Pasaron los años y Joe siguió haciendo novillos, es más huyó de la escuela militar a la que le enviaron para que moderara sus actos, pero de nada le sirvió, en su casa hizo del hombre de la casa, ayudó a su madre a superar el divorcio y empezó a hacerle algunas tareas, con el tiempo se sacó el carnet de conducir y empezó a ayudarla con la compra, eso sí, siempre haciendo alguna que otra travesura.
Un día, Joe estaba tumbado en el sofá, con los pies encima de la mesa y fumando, su madre entró y lo vio, le quitó el cigarro y lo aplastó delante de él.
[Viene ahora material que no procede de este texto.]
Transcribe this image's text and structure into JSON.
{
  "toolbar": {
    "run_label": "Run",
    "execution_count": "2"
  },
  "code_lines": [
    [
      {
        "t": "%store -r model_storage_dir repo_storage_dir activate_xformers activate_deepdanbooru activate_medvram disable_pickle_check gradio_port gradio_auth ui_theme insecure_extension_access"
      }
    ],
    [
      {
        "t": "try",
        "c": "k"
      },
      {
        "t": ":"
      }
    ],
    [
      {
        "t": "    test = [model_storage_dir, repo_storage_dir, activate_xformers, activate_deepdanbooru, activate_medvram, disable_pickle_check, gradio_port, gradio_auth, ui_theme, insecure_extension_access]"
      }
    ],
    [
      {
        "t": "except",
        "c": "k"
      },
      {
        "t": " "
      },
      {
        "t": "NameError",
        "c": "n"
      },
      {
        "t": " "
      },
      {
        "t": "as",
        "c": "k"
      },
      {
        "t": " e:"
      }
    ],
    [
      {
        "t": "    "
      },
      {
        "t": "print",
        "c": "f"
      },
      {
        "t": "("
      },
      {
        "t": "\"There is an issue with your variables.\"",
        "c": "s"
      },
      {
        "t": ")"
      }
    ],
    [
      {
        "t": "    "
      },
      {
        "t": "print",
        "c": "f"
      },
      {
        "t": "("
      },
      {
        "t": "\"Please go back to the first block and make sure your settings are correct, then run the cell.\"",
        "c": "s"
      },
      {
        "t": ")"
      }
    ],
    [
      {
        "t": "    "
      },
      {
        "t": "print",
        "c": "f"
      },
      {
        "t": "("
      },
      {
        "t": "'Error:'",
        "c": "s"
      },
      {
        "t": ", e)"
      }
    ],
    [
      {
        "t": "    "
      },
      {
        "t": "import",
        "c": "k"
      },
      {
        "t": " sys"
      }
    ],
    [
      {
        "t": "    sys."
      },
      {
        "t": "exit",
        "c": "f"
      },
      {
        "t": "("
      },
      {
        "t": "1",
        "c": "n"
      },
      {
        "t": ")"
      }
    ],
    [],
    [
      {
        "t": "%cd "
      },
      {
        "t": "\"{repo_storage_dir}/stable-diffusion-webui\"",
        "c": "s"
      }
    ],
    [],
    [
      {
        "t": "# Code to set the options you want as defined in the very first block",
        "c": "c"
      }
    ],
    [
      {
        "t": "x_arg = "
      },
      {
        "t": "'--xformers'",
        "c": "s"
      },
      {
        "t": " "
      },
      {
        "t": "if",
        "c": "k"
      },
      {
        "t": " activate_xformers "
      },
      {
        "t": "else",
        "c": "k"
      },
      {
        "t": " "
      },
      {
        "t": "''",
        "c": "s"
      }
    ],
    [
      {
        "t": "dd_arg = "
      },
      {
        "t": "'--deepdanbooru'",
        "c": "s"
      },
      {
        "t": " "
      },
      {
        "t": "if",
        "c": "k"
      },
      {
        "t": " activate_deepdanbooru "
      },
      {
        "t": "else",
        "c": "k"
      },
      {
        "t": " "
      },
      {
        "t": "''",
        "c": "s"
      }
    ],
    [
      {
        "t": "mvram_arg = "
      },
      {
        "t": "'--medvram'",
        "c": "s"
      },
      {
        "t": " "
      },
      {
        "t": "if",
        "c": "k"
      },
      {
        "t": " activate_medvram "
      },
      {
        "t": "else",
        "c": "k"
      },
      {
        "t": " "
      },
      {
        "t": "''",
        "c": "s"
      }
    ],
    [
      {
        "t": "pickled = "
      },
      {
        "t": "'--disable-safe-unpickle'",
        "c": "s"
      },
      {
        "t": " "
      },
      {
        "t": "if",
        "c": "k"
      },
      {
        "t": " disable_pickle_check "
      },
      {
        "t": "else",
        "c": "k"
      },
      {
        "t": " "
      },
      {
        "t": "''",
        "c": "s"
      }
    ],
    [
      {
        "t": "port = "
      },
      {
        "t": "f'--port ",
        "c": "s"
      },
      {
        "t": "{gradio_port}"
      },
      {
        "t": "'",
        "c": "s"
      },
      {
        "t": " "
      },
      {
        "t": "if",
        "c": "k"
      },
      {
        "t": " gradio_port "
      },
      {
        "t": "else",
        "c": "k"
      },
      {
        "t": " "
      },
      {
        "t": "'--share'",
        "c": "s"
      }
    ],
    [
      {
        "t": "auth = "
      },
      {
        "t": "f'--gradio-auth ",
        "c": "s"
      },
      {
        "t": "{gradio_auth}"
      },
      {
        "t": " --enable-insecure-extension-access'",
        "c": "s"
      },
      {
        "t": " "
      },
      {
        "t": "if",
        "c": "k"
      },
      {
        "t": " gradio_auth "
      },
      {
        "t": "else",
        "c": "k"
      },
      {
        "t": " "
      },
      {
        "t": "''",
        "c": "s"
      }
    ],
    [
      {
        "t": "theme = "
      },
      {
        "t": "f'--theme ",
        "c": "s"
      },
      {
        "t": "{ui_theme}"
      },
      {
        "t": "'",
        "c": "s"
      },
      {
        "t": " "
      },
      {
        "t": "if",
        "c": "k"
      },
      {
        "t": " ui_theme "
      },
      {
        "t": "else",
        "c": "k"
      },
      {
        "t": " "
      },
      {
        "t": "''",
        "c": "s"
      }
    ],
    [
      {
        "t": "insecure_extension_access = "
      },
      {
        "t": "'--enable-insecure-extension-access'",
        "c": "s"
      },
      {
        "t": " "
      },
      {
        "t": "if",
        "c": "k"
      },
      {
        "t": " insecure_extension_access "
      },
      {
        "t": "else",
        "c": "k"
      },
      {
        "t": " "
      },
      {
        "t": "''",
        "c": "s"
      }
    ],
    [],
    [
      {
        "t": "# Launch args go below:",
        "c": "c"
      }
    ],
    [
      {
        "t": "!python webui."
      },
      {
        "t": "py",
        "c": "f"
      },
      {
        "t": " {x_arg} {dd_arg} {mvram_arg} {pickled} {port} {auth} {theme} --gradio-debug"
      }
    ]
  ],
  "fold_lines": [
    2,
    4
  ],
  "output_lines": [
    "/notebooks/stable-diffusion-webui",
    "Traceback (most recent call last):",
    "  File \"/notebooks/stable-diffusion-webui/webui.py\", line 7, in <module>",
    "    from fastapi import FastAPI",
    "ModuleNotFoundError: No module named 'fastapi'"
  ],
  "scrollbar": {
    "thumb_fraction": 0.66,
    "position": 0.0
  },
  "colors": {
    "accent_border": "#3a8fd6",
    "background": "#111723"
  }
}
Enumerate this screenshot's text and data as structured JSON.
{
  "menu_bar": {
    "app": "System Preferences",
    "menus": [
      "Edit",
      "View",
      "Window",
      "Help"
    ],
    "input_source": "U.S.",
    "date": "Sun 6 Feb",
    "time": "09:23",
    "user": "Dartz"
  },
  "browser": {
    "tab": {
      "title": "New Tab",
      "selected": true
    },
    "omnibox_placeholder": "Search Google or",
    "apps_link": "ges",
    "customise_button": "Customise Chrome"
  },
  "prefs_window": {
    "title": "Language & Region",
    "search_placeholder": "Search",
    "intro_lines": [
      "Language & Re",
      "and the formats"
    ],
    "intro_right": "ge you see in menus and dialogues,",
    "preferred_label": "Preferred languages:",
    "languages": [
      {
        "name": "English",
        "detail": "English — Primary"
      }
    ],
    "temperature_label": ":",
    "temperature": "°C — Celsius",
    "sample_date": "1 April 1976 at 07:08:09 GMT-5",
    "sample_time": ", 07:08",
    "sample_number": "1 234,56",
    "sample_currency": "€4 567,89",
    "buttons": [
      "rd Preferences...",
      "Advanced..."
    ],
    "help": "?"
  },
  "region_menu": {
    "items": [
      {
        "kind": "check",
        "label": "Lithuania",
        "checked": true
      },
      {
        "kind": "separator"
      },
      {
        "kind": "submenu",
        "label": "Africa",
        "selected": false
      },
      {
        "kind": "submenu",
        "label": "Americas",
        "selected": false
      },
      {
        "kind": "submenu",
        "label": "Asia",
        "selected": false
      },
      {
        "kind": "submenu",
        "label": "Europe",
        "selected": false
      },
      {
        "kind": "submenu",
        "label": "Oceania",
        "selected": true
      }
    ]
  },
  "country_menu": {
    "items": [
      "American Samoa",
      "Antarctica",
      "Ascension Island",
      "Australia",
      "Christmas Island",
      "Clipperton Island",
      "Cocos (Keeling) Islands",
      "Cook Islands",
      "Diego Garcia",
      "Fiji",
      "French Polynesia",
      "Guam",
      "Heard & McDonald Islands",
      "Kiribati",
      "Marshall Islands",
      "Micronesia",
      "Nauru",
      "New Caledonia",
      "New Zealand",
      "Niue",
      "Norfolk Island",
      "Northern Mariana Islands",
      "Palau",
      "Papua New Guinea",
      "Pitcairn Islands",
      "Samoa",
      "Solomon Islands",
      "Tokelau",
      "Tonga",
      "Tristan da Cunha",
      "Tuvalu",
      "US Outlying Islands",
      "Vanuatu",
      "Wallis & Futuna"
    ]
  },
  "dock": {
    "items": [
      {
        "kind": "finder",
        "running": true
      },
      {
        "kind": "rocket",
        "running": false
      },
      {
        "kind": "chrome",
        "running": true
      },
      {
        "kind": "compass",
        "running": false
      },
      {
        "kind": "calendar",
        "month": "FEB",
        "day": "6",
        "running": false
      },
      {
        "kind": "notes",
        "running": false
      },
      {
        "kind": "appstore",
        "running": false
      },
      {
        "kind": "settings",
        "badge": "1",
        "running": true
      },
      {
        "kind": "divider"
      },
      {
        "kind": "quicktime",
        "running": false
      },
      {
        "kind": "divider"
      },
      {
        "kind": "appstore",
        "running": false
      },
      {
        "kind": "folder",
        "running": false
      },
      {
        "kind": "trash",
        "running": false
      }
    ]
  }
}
- Nada de fumar en casa- dijo su madre enfadada
- Tú también lo haces- rechistó Joe
- Pero yo ya soy mayor de edad
- Joder, menuda mierda de vida, no puedo hacer nada
- Señorito, ese lenguaje
- ¡Si no he dicho nada!- gritó Joe
- ¡A mí no me chilles inútil!
- ¡A mí no me insultes zorra!
La madre de Joe le dio una bofetada y se marchó llorando, Joe miró como corría a su habitación, suspiró y la siguió, llamó a la puerta antes de entrar.
- ¡Vete! - oyó a su madre entre sollozos desde dentro
- Mamá... mamá lo siento... - dijo Joe arrepentido
- No lo sientes, eres igual que tu padre...
- ¡No me compares con ese mierda!
- ¡Que te vayas te digo!
Joe captó lo que su madre quería decirle, cogió las llaves del coche y se fue, estuvo dando vueltas alrededor del pueblo, finalmente se decidió por marcharse, se fue lejos, muy lejos.